Late last week, Interpol sent out a warning on cybercriminals targeting healthcare organizations during the coronavirus. (See here) I often run into people outside of the cyber security field who ask me questions like, “Why would a criminal target such an important industry during a crisis? Don’t they see how important they are?” I often answer with “Precisely.” It really isn’t any different than criminals walking through the parking lot at Wal-Mart during Christmas looking for gifts or purses sitting on seats. Availability breeds opportunity. The mere fact that healthcare organizations are so critical at a time like this is why they are increasingly targeted. The criminal mindset says that they would be much more likely to pay to get their data back should it be exploited (and they are often correct). It was interesting that when the coronavirus pandemic first started there were a few ransomware groups that actually agreed (verbally) not to target critical healthcare groups. I found that interesting to say the least. It is also an impossible promise to validate. Maybe they agreed not to use those particular variants of ransomware but data breaches could still occur and other variants could still be released. I would hope (btw: Hope is not a valid Cyber Security pillar) they would live by their word.

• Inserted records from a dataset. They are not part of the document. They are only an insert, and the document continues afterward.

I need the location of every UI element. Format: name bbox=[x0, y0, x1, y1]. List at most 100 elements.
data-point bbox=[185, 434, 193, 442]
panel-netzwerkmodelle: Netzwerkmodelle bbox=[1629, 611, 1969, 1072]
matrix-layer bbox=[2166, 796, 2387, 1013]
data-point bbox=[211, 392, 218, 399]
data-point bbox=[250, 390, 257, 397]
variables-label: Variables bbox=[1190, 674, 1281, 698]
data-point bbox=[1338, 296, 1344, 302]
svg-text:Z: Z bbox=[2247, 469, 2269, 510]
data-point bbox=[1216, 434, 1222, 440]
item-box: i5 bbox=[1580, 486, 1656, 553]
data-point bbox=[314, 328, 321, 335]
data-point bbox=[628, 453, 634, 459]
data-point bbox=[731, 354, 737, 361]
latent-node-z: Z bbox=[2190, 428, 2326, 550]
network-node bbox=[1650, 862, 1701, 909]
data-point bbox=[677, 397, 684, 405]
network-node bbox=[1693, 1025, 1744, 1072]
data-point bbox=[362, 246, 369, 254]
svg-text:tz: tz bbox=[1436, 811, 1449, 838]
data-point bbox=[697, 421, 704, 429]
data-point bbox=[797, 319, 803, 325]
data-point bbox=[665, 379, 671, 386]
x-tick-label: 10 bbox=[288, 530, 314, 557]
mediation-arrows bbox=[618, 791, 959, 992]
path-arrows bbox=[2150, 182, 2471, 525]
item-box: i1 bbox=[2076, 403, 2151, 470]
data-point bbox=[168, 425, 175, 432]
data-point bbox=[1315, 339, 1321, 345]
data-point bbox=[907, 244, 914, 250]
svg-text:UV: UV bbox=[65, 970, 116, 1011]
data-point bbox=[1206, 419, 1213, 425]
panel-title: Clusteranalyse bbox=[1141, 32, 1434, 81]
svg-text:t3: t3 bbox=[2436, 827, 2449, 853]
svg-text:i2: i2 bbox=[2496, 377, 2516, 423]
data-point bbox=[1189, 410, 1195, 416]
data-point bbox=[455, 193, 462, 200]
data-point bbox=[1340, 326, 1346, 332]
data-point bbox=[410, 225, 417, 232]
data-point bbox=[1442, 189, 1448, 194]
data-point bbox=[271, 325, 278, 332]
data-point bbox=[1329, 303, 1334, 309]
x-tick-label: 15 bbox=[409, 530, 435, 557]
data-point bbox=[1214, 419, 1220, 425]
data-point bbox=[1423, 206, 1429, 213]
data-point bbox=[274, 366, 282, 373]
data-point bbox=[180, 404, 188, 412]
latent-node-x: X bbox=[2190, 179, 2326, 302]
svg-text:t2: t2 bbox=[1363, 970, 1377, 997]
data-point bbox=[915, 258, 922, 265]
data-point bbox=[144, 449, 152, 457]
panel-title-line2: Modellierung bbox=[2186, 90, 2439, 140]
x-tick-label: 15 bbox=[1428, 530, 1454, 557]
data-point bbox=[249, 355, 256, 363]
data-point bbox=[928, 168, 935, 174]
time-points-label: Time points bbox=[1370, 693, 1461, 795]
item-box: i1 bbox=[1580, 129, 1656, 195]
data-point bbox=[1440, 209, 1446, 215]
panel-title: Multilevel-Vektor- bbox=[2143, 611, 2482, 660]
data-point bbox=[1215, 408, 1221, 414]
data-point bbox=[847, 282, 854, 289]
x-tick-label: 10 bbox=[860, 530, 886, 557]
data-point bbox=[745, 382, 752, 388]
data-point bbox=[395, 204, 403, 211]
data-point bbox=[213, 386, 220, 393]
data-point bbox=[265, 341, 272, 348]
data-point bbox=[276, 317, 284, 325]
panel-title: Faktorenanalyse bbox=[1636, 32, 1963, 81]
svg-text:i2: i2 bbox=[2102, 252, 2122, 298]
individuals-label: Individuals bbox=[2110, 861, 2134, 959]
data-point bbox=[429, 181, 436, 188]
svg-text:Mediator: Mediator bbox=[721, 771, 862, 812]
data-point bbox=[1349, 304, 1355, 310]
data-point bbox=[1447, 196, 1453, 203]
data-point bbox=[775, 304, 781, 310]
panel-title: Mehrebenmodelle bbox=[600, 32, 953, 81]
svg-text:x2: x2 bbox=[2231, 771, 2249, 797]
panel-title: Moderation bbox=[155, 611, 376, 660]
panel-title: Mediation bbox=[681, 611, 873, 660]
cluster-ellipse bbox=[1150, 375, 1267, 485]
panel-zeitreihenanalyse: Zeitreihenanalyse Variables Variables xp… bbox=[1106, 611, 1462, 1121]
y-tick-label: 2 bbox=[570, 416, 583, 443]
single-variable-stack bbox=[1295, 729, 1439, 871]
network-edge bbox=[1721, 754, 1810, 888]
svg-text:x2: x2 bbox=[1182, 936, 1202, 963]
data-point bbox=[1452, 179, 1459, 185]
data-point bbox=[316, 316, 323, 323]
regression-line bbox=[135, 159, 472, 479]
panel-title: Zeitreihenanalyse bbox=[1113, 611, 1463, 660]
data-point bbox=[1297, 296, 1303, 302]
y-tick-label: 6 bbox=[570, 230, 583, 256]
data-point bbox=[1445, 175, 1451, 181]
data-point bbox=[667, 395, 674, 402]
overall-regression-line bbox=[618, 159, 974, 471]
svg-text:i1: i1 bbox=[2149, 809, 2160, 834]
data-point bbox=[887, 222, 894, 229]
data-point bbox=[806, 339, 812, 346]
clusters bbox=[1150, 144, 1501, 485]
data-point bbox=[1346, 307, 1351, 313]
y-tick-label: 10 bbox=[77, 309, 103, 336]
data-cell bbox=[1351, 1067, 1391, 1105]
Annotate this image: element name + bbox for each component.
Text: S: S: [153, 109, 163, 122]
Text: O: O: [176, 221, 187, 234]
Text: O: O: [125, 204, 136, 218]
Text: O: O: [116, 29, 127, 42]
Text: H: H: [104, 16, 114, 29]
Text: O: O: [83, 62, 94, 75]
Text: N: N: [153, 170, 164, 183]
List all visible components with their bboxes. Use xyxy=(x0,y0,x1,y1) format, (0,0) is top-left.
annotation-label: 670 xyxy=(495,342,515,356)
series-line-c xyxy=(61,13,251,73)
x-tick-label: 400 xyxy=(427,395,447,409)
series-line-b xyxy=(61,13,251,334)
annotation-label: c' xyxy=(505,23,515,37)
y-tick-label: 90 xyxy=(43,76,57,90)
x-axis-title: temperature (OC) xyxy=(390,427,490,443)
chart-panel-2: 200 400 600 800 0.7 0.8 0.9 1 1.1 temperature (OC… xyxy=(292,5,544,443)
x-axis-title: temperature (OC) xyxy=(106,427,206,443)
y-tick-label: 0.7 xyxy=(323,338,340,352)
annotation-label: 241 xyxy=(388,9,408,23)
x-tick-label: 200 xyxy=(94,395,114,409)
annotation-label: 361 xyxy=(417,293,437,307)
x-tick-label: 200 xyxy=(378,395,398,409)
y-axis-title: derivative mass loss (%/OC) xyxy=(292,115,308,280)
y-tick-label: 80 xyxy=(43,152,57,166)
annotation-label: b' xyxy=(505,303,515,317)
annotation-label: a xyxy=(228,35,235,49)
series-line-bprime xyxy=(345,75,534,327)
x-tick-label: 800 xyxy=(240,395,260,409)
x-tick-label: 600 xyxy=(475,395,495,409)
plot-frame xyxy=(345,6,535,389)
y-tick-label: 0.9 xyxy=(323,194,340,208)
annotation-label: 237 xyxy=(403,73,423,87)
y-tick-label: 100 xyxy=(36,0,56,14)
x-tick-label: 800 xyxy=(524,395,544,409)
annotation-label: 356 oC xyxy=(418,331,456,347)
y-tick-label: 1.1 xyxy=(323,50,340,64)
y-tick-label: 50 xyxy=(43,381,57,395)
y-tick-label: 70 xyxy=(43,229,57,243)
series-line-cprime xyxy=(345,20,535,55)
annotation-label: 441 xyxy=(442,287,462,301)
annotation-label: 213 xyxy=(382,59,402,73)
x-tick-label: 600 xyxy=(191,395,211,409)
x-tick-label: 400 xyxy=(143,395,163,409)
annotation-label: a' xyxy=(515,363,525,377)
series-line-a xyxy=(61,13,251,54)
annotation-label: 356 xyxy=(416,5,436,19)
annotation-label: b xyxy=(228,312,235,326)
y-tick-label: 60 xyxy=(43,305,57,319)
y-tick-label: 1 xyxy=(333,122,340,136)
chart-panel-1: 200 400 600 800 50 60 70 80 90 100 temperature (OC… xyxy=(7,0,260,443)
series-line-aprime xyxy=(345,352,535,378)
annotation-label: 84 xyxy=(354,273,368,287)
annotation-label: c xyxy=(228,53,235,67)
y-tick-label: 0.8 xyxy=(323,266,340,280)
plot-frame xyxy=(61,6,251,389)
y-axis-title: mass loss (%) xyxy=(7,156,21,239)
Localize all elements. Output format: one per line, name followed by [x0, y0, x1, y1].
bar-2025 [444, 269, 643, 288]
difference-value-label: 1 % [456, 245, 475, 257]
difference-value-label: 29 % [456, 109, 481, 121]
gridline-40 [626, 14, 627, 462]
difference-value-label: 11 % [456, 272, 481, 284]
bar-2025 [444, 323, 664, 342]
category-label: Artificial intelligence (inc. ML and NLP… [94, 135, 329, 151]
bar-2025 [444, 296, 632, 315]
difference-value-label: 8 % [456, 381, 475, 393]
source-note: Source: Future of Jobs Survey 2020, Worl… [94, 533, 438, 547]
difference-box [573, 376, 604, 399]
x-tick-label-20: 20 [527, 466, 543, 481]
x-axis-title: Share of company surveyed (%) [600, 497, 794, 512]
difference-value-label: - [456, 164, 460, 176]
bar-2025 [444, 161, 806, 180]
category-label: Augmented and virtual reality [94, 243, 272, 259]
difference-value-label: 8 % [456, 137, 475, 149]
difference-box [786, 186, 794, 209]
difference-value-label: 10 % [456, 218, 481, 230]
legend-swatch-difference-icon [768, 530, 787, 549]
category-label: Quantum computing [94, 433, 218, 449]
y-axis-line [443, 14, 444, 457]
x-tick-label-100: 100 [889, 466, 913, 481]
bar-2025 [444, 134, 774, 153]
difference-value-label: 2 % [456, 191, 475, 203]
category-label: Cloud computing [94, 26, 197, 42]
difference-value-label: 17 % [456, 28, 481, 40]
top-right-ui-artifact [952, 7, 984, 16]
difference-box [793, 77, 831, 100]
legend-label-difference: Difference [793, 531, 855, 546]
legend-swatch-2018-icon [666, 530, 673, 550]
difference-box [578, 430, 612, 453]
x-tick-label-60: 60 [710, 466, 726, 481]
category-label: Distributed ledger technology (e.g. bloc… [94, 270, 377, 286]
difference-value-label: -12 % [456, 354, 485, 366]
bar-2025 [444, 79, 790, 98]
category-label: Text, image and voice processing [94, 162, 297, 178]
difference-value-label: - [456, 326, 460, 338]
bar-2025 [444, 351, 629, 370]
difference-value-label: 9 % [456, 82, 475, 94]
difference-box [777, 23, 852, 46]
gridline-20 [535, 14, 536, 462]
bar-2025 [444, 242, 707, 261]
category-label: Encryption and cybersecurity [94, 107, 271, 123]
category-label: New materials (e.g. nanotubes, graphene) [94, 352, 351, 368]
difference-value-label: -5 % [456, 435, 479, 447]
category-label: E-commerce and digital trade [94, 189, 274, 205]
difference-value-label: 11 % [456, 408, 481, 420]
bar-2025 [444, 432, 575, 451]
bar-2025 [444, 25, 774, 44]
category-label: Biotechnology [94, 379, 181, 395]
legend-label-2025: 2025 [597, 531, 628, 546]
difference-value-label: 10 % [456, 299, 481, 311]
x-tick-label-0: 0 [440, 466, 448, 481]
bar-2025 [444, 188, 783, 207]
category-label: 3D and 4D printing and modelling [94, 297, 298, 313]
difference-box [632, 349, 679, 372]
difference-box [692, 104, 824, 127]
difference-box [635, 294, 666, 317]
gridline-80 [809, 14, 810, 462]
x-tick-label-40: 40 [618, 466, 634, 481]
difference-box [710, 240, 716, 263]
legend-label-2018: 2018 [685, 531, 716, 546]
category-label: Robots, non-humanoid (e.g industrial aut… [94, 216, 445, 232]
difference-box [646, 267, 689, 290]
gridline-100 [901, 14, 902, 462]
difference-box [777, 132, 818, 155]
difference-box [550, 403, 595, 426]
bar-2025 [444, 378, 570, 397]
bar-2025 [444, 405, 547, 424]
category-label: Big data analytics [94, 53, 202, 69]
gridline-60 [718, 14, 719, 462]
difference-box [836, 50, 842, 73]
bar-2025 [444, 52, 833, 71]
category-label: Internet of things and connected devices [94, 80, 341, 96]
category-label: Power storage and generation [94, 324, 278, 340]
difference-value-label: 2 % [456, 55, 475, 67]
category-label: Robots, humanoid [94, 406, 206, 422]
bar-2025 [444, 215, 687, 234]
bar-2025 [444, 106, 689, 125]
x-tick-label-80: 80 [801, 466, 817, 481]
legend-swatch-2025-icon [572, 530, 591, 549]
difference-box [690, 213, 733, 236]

By and large healthcare organizations understand this threat and I know many who have taken it seriously. Some have not and as the attached story shows, cyber threats are evolving so quickly that many organizations are being left behind. (See here) One healthcare organization reported 87 BILLION attacks in one year. Yes, that is billion with a B. And it isn’t just about ransomware, it is also about information assurance. If you look at a PET Scan and see a tumor, you have to be able to trust the system to be accurate but what if a bad actor could modify the scan to make it only look like a tumor. Last year, researchers proved they could do exactly that. Modify a scan and show a tumor where there really wasn’t one. (See here) So its is not just about data security, it is also about data validation. To add to this attack surface, healthcare is All-In on the Internet of Things (IoT) for their networks and while these devices bring amazing possibilities, security is often lacking. (See here) So what do we do?
Right now, we support healthcare with every fiber of our being and I encourage every cyber security company to join in this fight. We can’t change our direction in the middle of the fight but once this fight is over we will have an opportunity to analyze what worked and what didn’t. I would encourage healthcare leaders to learn more about cyber security technology and deploy what works for your networks. It should be a solid defense in depth strategy that can limit the amount of damage caused by any attack. Segmenting the data so that the loss of one segment does not cause the loss of all segments. Database access should be monitored so that large scale sequential file reads should be flagged and stopped. I have even talked to a few companies that put dummy records into a database that would only be read by malicious activity and the mere reading of their contents sends an alert into the system. I found this to be a singular beautiful idea. Even a good User Based Analytics engine like those provided by Crowdstrike or Mandiant are great tools to secure this data. Each system is unique and what works in one may not be as effective in another. I commend healthcare organizations for their role in this fight and am always willing to assist them in this fight or any other to come.